The Italian peninsula is easily identified on a map because of its distinctive shape—it resembles a high-heeled boot. A long spine of mountains—the Apennines—runs down the center of the peninsula. In the north, where the peninsula meets the European mainland, the land is rich and fertile; in the south, it is rocky and barren, good for growing grapes. Archaeologists continue to find ancient Roman amphorae and wine containers throughout the former empire; even today, Italy is the world’s largest wine producer. In ancient times, Italy’s position in the middle of the Mediterranean gave it a central role in international trade.
By the ninth century BC, three civilizations flourished on the Italian peninsula. The Etruscans held sway in the north, the Romans controlled the center, and the Greeks established independent city-states in the extreme south, including Syracuse on the island of Sicily. The Romans would eventually overpower the other two and control all of Italy.
The Etruscans were not native Italians; historians disagree about where they originally came from. Their roots may lie in Anatolia (Turkey), or they may be descended from the Sea Peoples who roamed the Mediterranean in gangs around 1200 BC. There is strong evidence that they came from somewhere in the Near East. Evidence includes their literacy; their skill at all kinds of building projects, from shipbuilding to making jewelry; and the complexity and sophistication of their political systems.

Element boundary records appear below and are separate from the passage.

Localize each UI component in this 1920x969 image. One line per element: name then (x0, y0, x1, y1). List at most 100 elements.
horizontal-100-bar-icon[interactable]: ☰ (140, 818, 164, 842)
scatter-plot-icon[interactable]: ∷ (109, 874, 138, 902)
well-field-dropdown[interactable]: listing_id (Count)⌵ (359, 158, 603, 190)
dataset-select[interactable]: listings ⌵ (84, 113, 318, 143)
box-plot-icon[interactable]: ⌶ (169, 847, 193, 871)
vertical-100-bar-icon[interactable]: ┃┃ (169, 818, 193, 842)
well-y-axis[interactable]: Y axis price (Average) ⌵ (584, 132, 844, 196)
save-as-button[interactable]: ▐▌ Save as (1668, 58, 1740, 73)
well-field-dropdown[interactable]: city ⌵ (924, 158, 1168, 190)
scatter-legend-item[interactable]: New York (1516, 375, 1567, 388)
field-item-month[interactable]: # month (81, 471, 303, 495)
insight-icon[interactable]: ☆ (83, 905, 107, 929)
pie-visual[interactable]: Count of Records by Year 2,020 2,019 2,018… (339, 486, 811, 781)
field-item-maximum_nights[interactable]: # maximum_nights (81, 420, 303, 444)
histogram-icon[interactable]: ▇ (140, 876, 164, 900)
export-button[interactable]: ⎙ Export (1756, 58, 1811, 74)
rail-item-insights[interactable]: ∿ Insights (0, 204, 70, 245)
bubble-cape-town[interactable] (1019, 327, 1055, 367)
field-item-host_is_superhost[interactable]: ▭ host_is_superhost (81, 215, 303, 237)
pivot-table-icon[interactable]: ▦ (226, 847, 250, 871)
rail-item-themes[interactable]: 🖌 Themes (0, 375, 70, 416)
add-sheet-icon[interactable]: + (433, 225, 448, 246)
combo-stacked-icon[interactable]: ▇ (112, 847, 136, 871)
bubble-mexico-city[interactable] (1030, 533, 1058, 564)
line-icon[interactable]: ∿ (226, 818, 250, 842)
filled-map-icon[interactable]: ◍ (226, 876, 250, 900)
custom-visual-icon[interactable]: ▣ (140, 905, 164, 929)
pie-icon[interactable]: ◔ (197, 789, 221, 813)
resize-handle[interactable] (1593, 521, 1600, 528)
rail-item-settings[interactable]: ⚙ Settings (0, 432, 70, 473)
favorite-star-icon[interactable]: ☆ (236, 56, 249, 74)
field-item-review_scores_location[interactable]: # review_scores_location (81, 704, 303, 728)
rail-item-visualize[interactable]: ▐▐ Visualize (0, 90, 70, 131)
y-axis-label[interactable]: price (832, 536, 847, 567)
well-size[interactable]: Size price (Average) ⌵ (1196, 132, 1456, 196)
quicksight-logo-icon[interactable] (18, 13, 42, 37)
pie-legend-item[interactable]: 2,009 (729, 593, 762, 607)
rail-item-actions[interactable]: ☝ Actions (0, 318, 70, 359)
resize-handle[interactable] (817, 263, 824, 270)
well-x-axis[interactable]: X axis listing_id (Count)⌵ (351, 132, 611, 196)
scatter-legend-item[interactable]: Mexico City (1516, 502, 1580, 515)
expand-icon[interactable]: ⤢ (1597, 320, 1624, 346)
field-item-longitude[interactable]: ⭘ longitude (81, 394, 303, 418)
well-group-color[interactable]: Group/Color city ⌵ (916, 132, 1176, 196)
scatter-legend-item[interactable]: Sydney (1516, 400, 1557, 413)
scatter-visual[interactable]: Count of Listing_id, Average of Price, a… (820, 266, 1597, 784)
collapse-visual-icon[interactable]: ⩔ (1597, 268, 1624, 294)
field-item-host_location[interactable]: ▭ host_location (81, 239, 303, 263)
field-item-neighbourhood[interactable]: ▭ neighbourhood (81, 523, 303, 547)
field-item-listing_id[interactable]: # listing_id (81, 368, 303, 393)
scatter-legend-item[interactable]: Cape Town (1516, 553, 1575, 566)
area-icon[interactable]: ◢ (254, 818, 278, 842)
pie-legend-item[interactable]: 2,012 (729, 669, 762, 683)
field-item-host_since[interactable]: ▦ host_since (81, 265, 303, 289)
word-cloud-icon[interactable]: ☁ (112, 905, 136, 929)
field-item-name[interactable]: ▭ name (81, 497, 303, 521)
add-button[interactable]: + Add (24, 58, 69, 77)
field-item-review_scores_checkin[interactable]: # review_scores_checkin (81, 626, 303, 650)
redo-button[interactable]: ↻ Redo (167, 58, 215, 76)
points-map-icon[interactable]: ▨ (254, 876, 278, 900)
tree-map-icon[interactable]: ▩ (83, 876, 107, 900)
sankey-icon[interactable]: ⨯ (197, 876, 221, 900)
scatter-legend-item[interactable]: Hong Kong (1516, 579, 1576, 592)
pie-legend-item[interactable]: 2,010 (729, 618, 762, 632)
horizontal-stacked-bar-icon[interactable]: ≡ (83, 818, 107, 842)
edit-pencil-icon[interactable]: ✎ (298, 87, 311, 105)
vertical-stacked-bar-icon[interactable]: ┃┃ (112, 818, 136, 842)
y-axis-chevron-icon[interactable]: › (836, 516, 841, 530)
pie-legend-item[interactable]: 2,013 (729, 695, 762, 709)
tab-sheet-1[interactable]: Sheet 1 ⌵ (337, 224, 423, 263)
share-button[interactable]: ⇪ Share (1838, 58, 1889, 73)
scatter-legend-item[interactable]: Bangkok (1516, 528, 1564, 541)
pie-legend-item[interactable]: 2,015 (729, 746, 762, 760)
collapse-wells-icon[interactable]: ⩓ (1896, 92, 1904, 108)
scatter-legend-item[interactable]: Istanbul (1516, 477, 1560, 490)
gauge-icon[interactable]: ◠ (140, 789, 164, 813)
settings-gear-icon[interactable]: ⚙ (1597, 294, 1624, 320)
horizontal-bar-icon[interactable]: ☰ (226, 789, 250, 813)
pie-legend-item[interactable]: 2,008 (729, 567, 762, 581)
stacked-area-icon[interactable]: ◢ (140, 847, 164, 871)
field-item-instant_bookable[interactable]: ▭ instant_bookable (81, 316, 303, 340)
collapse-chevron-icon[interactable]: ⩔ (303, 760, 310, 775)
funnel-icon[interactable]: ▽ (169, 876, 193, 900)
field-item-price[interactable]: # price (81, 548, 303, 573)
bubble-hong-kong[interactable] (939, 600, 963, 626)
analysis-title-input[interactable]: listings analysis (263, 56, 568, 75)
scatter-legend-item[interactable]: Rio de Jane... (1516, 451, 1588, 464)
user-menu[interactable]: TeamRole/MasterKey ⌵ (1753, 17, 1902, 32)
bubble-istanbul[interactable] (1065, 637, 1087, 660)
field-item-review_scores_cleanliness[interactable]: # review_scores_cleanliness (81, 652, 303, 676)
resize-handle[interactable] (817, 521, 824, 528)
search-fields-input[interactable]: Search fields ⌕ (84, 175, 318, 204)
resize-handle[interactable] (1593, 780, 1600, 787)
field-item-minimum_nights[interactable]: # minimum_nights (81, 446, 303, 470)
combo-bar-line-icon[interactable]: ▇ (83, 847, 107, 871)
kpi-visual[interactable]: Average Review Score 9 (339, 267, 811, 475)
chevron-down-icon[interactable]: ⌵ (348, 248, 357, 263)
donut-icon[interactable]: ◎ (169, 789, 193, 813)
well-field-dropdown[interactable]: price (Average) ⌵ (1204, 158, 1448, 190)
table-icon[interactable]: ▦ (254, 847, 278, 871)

Historians believe that the Etruscan civilization was organized into independent cities or city-states that resembled the Greek model. Politically, the Etruscans would dominate the Romans until about 500 BC.
The Romans originated among the Italic tribes who are native to the peninsula. These Latin-speaking people organized themselves into free cities, some of which formed leagues for their mutual advantage and security. Rome, the most important city, was built in a hilly area on the banks of the Tiber River, in the spot where it was easiest to cross. Roman mythology assigns 753 BC as the official date on which the city was founded, although it had, of course, existed as a town for some time before that date. The Romans absorbed a great deal from the dominant Etruscan civilization. Roman scribes adapted the Etruscan alphabet to write in Latin, Roman artists and artisans adopted and imitated Etruscan methods and models, and Roman political and military leaders studied Etruscan systems of organization.